Following an assistant conductor position with The Chamber Orchestra of Philadelphia, at just 36 years old, Johnson decided to advance in the orchestral world by starting her own. Having worked in Philadelphia and already a recognized name, she was able to find musicians and put together The Black Pearl Chamber Orchestra quickly.
“Just because you’re an arts organization doesn’t mean that you’re not a business. I didn’t want to start out in the business world not being able to pay people, especially as an African-American woman. I wanted to make sure on every level our organization had a stellar reputation, not just artistically but as a business,” Johnson added.
Grants, donations and proceeds from sold-out concerts helped BPCO — which has a core of 40 musicians — rise above the competition. At a time when staple century-old orchestras were cancelling seasons, closing their doors and declaring bankruptcy, BPCO gained a following, always playing highly attended concerts.
“Black Pearl was able to pay their musicians very well, on-time, and the word got out around New York, New Jersey, Philadelphia and Baltimore that Black Pearl pays well — and they have a great season. I didn’t have any problem finding the top musicians that I wanted,“ said Johnson.

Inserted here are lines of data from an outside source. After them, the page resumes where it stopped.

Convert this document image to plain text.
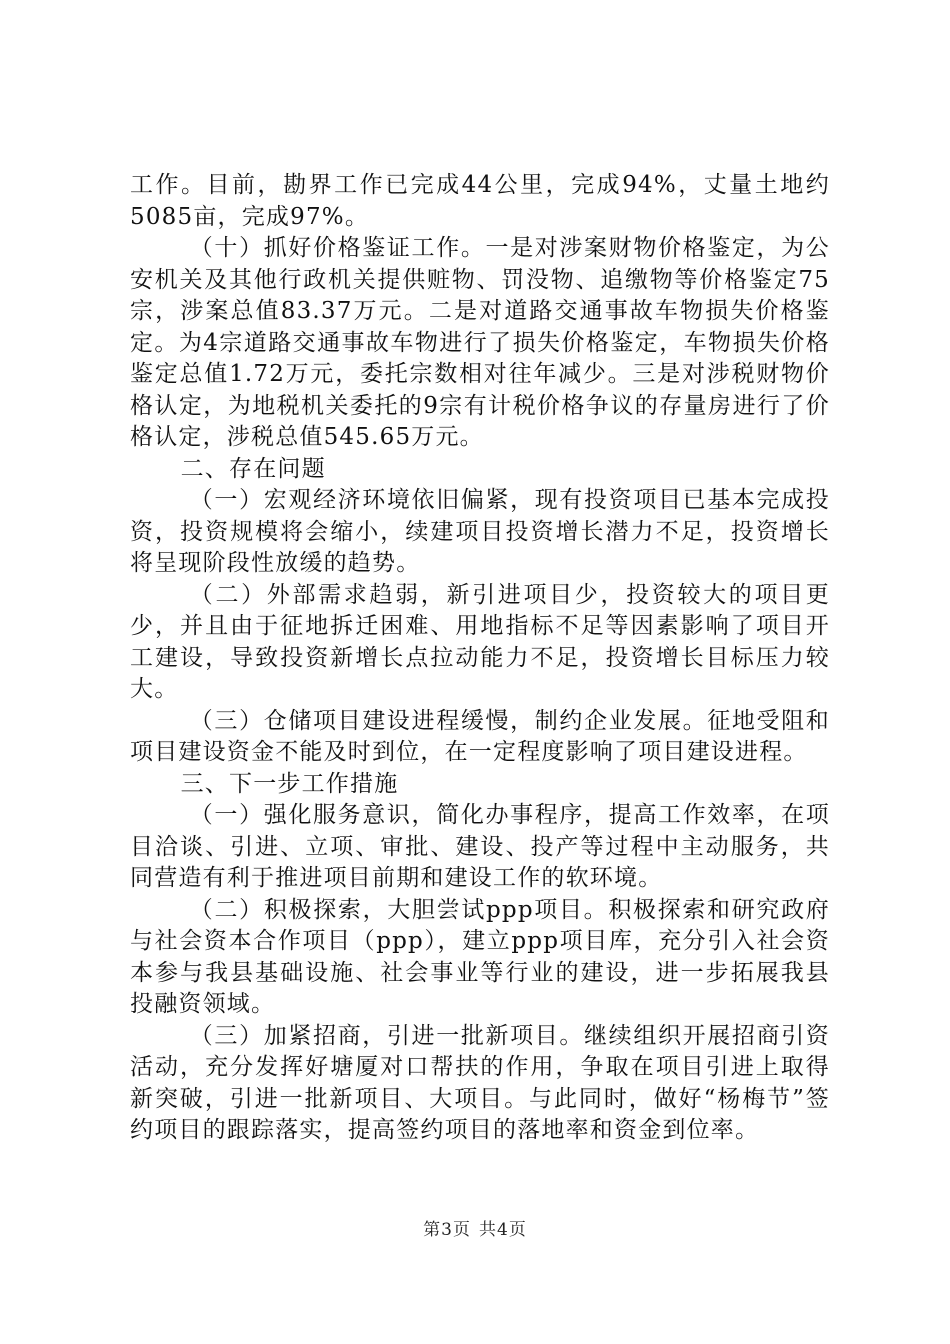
工作。目前，勘界工作已完成44公里，完成94%，丈量土地约5085亩，完成97%。

（十）抓好价格鉴证工作。一是对涉案财物价格鉴定，为公安机关及其他行政机关提供赃物、罚没物、追缴物等价格鉴定75宗，涉案总值83.37万元。二是对道路交通事故车物损失价格鉴定。为4宗道路交通事故车物进行了损失价格鉴定，车物损失价格鉴定总值1.72万元，委托宗数相对往年减少。三是对涉税财物价格认定，为地税机关委托的9宗有计税价格争议的存量房进行了价格认定，涉税总值545.65万元。

二、存在问题

（一）宏观经济环境依旧偏紧，现有投资项目已基本完成投资，投资规模将会缩小，续建项目投资增长潜力不足，投资增长将呈现阶段性放缓的趋势。

（二）外部需求趋弱，新引进项目少，投资较大的项目更少，并且由于征地拆迁困难、用地指标不足等因素影响了项目开工建设，导致投资新增长点拉动能力不足，投资增长目标压力较大。

（三）仓储项目建设进程缓慢，制约企业发展。征地受阻和项目建设资金不能及时到位，在一定程度影响了项目建设进程。

三、下一步工作措施

（一）强化服务意识，简化办事程序，提高工作效率，在项目洽谈、引进、立项、审批、建设、投产等过程中主动服务，共同营造有利于推进项目前期和建设工作的软环境。

（二）积极探索，大胆尝试ppp项目。积极探索和研究政府与社会资本合作项目（ppp），建立ppp项目库，充分引入社会资本参与我县基础设施、社会事业等行业的建设，进一步拓展我县投融资领域。

（三）加紧招商，引进一批新项目。继续组织开展招商引资活动，充分发挥好塘厦对口帮扶的作用，争取在项目引进上取得新突破，引进一批新项目、大项目。与此同时，做好“杨梅节”签约项目的跟踪落实，提高签约项目的落地率和资金到位率。

第3页 共4页
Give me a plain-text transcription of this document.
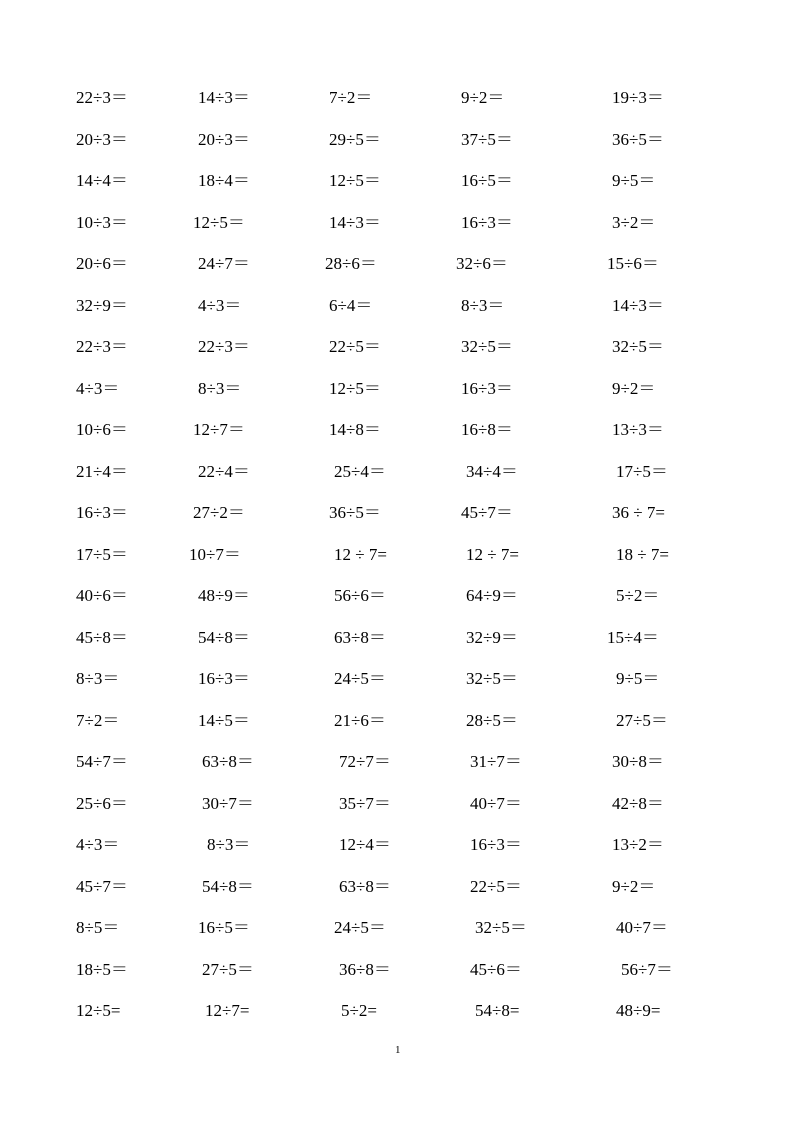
22÷3＝	14÷3＝	7÷2＝	9÷2＝	19÷3＝
20÷3＝	20÷3＝	29÷5＝	37÷5＝	36÷5＝
14÷4＝	18÷4＝	12÷5＝	16÷5＝	9÷5＝
10÷3＝	12÷5＝	14÷3＝	16÷3＝	3÷2＝
20÷6＝	24÷7＝	28÷6＝	32÷6＝	15÷6＝
32÷9＝	4÷3＝	6÷4＝	8÷3＝	14÷3＝
22÷3＝	22÷3＝	22÷5＝	32÷5＝	32÷5＝
4÷3＝	8÷3＝	12÷5＝	16÷3＝	9÷2＝
10÷6＝	12÷7＝	14÷8＝	16÷8＝	13÷3＝
21÷4＝	22÷4＝	25÷4＝	34÷4＝	17÷5＝
16÷3＝	27÷2＝	36÷5＝	45÷7＝	36 ÷ 7=
17÷5＝	10÷7＝	12 ÷ 7=	12 ÷ 7=	18 ÷ 7=
40÷6＝	48÷9＝	56÷6＝	64÷9＝	5÷2＝
45÷8＝	54÷8＝	63÷8＝	32÷9＝	15÷4＝
8÷3＝	16÷3＝	24÷5＝	32÷5＝	9÷5＝
7÷2＝	14÷5＝	21÷6＝	28÷5＝	27÷5＝
54÷7＝	63÷8＝	72÷7＝	31÷7＝	30÷8＝
25÷6＝	30÷7＝	35÷7＝	40÷7＝	42÷8＝
4÷3＝	8÷3＝	12÷4＝	16÷3＝	13÷2＝
45÷7＝	54÷8＝	63÷8＝	22÷5＝	9÷2＝
8÷5＝	16÷5＝	24÷5＝	32÷5＝	40÷7＝
18÷5＝	27÷5＝	36÷8＝	45÷6＝	56÷7＝
12÷5=	12÷7=	5÷2=	54÷8=	48÷9=
1
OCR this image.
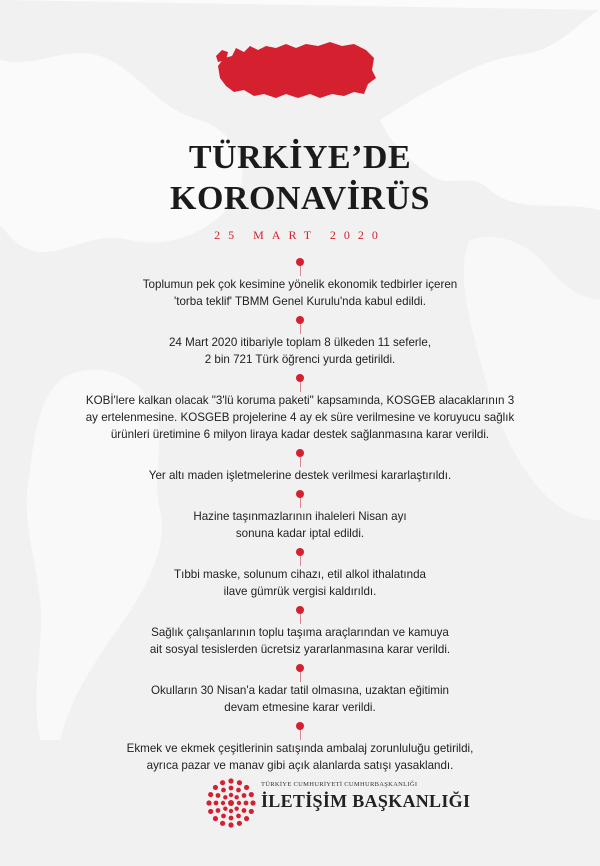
TÜRKİYE’DE
KORONAVİRÜS
25 MART 2020
Toplumun pek çok kesimine yönelik ekonomik tedbirler içeren
'torba teklif' TBMM Genel Kurulu'nda kabul edildi.
24 Mart 2020 itibariyle toplam 8 ülkeden 11 seferle,
2 bin 721 Türk öğrenci yurda getirildi.
KOBİ'lere kalkan olacak "3'lü koruma paketi" kapsamında, KOSGEB alacaklarının 3
ay ertelenmesine. KOSGEB projelerine 4 ay ek süre verilmesine ve koruyucu sağlık
ürünleri üretimine 6 milyon liraya kadar destek sağlanmasına karar verildi.
Yer altı maden işletmelerine destek verilmesi kararlaştırıldı.
Hazine taşınmazlarının ihaleleri Nisan ayı
sonuna kadar iptal edildi.
Tıbbi maske, solunum cihazı, etil alkol ithalatında
ilave gümrük vergisi kaldırıldı.
Sağlık çalışanlarının toplu taşıma araçlarından ve kamuya
ait sosyal tesislerden ücretsiz yararlanmasına karar verildi.
Okulların 30 Nisan'a kadar tatil olmasına, uzaktan eğitimin
devam etmesine karar verildi.
Ekmek ve ekmek çeşitlerinin satışında ambalaj zorunluluğu getirildi,
ayrıca pazar ve manav gibi açık alanlarda satışı yasaklandı.
TÜRKİYE CUMHURİYETİ CUMHURBAŞKANLIĞI
İLETİŞİM BAŞKANLIĞI
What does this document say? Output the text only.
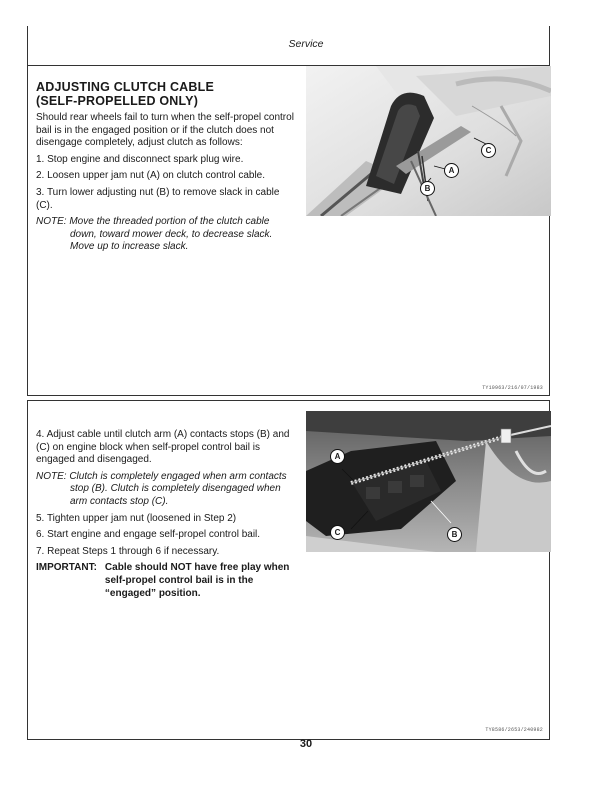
Service
ADJUSTING CLUTCH CABLE
(SELF-PROPELLED ONLY)

Should rear wheels fail to turn when the self-propel control bail is in the engaged position or if the clutch does not disengage completely, adjust clutch as follows:

1. Stop engine and disconnect spark plug wire.

2. Loosen upper jam nut (A) on clutch control cable.

3. Turn lower adjusting nut (B) to remove slack in cable (C).

NOTE: Move the threaded portion of the clutch cable down, toward mower deck, to decrease slack. Move up to increase slack.

A
B
C
TY10963/216/07/1983

4. Adjust cable until clutch arm (A) contacts stops (B) and (C) on engine block when self-propel control bail is engaged and disengaged.

NOTE: Clutch is completely engaged when arm contacts stop (B). Clutch is completely disengaged when arm contacts stop (C).

5. Tighten upper jam nut (loosened in Step 2)

6. Start engine and engage self-propel control bail.

7. Repeat Steps 1 through 6 if necessary.

IMPORTANT: Cable should NOT have free play when self-propel control bail is in the “engaged” position.
A
B
C
TY8586/2653/240982
30
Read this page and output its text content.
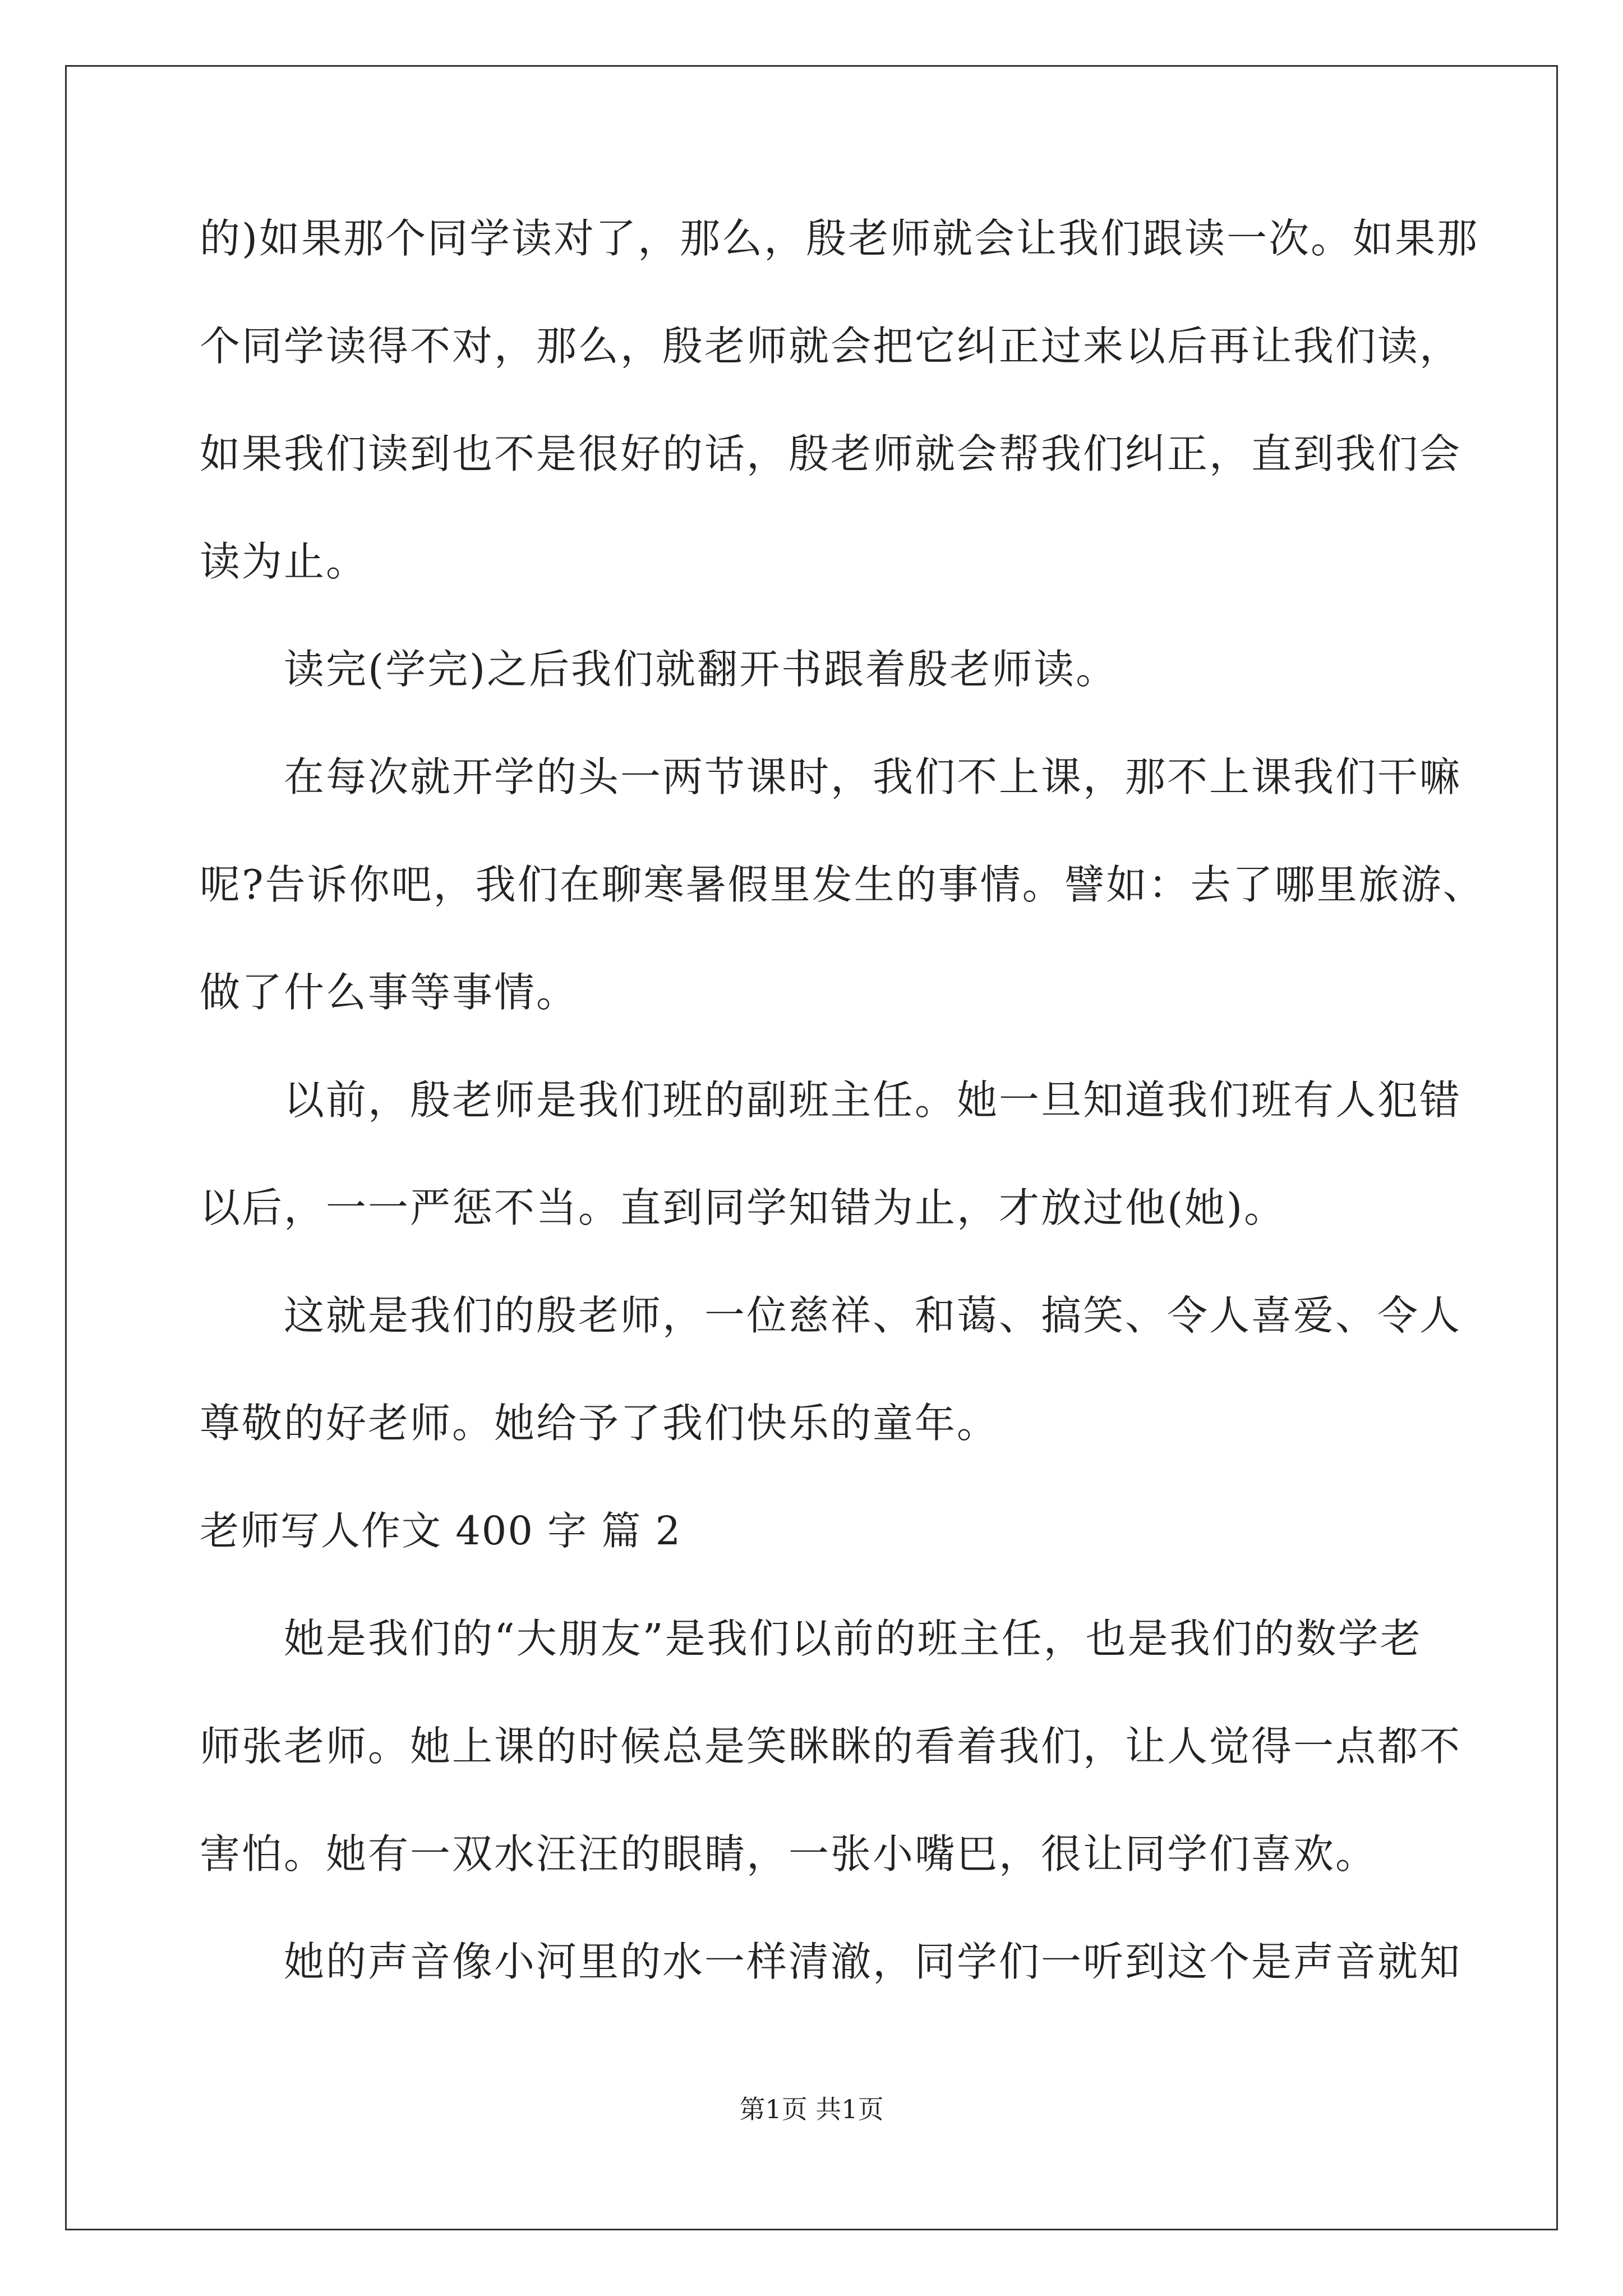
的)如果那个同学读对了，那么，殷老师就会让我们跟读一次。如果那
个同学读得不对，那么，殷老师就会把它纠正过来以后再让我们读，
如果我们读到也不是很好的话，殷老师就会帮我们纠正，直到我们会
读为止。
　　读完(学完)之后我们就翻开书跟着殷老师读。
　　在每次就开学的头一两节课时，我们不上课，那不上课我们干嘛
呢?告诉你吧，我们在聊寒暑假里发生的事情。譬如：去了哪里旅游、
做了什么事等事情。
　　以前，殷老师是我们班的副班主任。她一旦知道我们班有人犯错
以后，一一严惩不当。直到同学知错为止，才放过他(她)。
　　这就是我们的殷老师，一位慈祥、和蔼、搞笑、令人喜爱、令人
尊敬的好老师。她给予了我们快乐的童年。
老师写人作文 400 字 篇 2
　　她是我们的“大朋友”是我们以前的班主任，也是我们的数学老
师张老师。她上课的时候总是笑眯眯的看着我们，让人觉得一点都不
害怕。她有一双水汪汪的眼睛，一张小嘴巴，很让同学们喜欢。
　　她的声音像小河里的水一样清澈，同学们一听到这个是声音就知
第1页 共1页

“People are surprised and they ask, ‘How do you start your own orchestra?’ Just because you’re an arts organization doesn’t mean that you’re not a business. Orchestras are kind of viewed in the community as institutions, because most have been around for 50-100 years.”
During Black Pearl’s inaugural season, Johnson recalls selling out in three days with no advertisements. Having to pull radio ads, the only downfall of the orchestra’s upstart was disappointing hopeful attendees. “The toughest part of running an orchestra is finding time for the artistic side. I feel guilty when I take lots of time out to study music or scores, because there’s the business side. There’s also meeting donors and grant writing,” she added.
“I’m the music director and the conductor so it’s tough to find that balance. It’s a continual struggle for arts organizations. Nothing is guaranteed in the arts world and that’s what people need to understand.”